You can either zoom in using the + button in the top right hand corner, but this can be slow.
Alternatively, you can go to a particular region that you are interested in having a closer look at (perhaps the location of a gene, or a potential inversion etc). For example, to have a look at the stretch of chromosome 1 between 4000 and 5000bp type chr1:4,000-5,000 into the search box (red circle below):
Note the annotation in red in the figure above.
The undulating grey shows how coverage varies along the chromosome.
Each of the long grey rectangles with a pointy end represents where a particular 100bp sequence read has mapped.
If these rectangles are coloured, it indicates that the reads pair orientation is not as expected. Read 1 and Read 2 of a sequence should usually pointing towards each other. If the do not, it could indicate an that one of the reads has been mapped to a different chromosome, or that there is an inversion.
Using less, open the three-samples.chr1.vcf file on the linux server. Then using the arrow keys, move to the lines of the vcf corresponding to the same region, i.e. chromosome 1 between 4000 and 5000bp. Now you can compare the vcf file to what you see in IGV. This will help you answer some of the questions below.
Try playing around with some of the display setting in IGV (cog wheels along the right-hand side).

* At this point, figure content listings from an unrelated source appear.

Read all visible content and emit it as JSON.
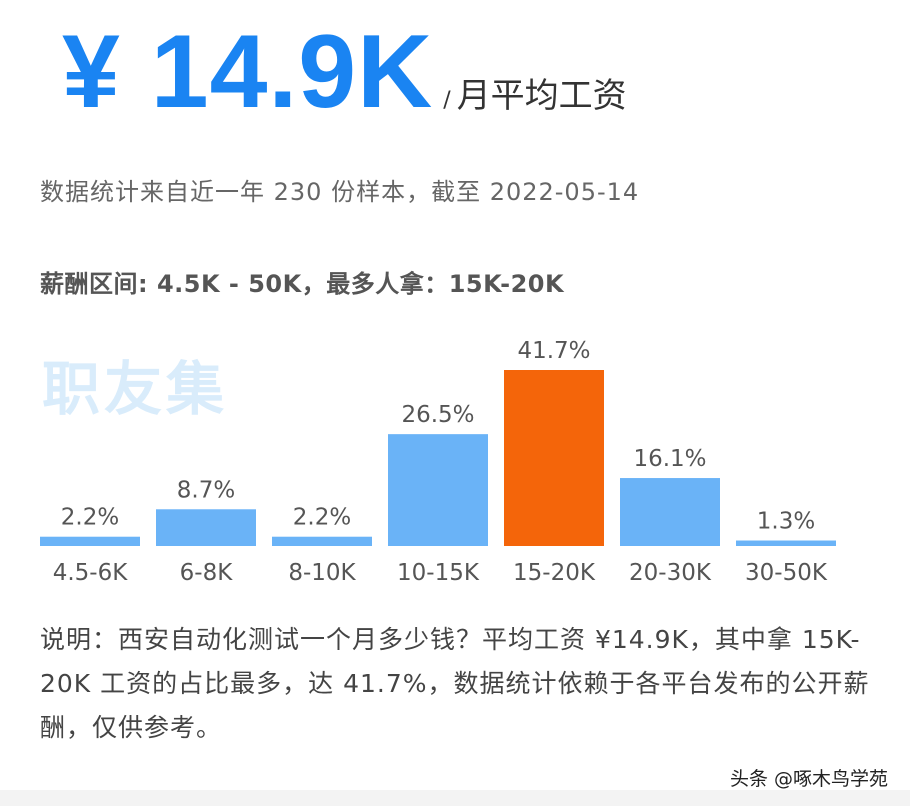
{
  "header": {
    "salary": "¥ 14.9K",
    "slash": "/",
    "unit": "月平均工资",
    "subtitle": "数据统计来自近一年 230 份样本，截至 2022-05-14",
    "range_text": "薪酬区间: 4.5K - 50K，最多人拿：15K-20K",
    "watermark": "职友集"
  },
  "chart_data": {
    "type": "bar",
    "categories": [
      "4.5-6K",
      "6-8K",
      "8-10K",
      "10-15K",
      "15-20K",
      "20-30K",
      "30-50K"
    ],
    "values": [
      2.2,
      8.7,
      2.2,
      26.5,
      41.7,
      16.1,
      1.3
    ],
    "value_labels": [
      "2.2%",
      "8.7%",
      "2.2%",
      "26.5%",
      "41.7%",
      "16.1%",
      "1.3%"
    ],
    "highlight_index": 4,
    "colors": {
      "normal": "#6ab3f7",
      "highlight": "#f4650a"
    },
    "title": "",
    "xlabel": "",
    "ylabel": "",
    "ylim": [
      0,
      41.7
    ]
  },
  "note": {
    "text": "说明：西安自动化测试一个月多少钱？平均工资 ¥14.9K，其中拿 15K-20K 工资的占比最多，达 41.7%，数据统计依赖于各平台发布的公开薪酬，仅供参考。"
  },
  "footer": {
    "source": "头条 @啄木鸟学苑"
  }
}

For example, try Colour by read strand and View as pairs.
There are several packages for filtering and manipulating vcf files, including:
vcffilter
vcftools
bcftools
picard
See if you can use vcftools or vcftools to separate out SNP and indel variants from your vcf file.
There are many sequence analysis forums on the internet, and usually a google search for how to solve a particular bioinformatics problem will yield useful results.
Here is what we learned, and some questions to ask yourselves (or ask the data).
How to call and filter genetic variants from a bam (freebayes and vcffilter)
How to use IGV to inspect bam files.